Innovazione e tradizione nel progetto sperimentale del Parco del Gran Sasso
ASSERGI . Si chiama “Vini d’Altura”, e prevede l’invecchiamento in alto quota nel territorio del Parco Nazionale del Gran Sasso e Monti della Laga, per tutto il periodo dell’innevamento, dei migliori vini abruzzesi ottenuti da uve autoctone. A sperimentare il progetto è stata la Pendeche Srl. «Il procedimento», si legge in una nota del Parco nazionale del Gran Sasso-Monti della Laga, «è una preziosa eredità tramandata dai pastori delle nostre montagne, luoghi simbolo per le eccellenze naturalistiche e per il patrimonio che ne rappresentano. Il particolare processo conferisce ai vini straordinarie e irripetibili qualità: freschezza, vivace acidità, e armoniosa complessità olfattiva.

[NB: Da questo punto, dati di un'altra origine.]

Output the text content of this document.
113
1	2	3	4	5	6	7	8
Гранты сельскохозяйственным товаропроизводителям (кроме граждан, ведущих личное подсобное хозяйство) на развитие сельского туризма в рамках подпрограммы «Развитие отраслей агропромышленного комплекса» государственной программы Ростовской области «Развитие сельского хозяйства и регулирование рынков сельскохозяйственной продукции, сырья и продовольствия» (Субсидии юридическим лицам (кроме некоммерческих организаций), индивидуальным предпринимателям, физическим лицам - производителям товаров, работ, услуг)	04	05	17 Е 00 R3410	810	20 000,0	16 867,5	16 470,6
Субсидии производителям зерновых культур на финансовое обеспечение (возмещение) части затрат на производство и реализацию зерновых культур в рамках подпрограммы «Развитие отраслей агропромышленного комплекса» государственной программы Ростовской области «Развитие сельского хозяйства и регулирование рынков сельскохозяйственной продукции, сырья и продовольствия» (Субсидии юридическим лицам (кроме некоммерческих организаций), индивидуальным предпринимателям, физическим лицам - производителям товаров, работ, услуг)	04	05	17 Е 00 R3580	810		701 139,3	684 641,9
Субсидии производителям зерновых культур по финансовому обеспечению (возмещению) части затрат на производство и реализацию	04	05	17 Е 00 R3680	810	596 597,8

Di tale progetto l’Ente Parco ha voluto fortemente la realizzazione, concedendo il proprio patrocinio e tutte le autorizzazioni necessarie, e inserendo l’ipotesi progettuale nelle proprie linee di azione, proprio perché laboratorio di sviluppo ecocompatibile». I Vini d’Altura vedranno un’intensa attività di promozione su scala internazionale: saranno presentati come “ambasciatori” delle eccellenze ambientali e paesaggistiche del Parco, del ricco patrimonio immateriale, della tradizione vitivinicola e dell’enogastronomia d’Abruzzo.
«La progettualità in questione è di assoluto significato», ha detto il presidente del parco Tommaso Navarra, «coniugando il valore del territorio e le potenzialità di sviluppo, nel pieno rispetto delle matrici ambientali che ne costituiscono ricchezza e patrimonio identitario». (c.s.)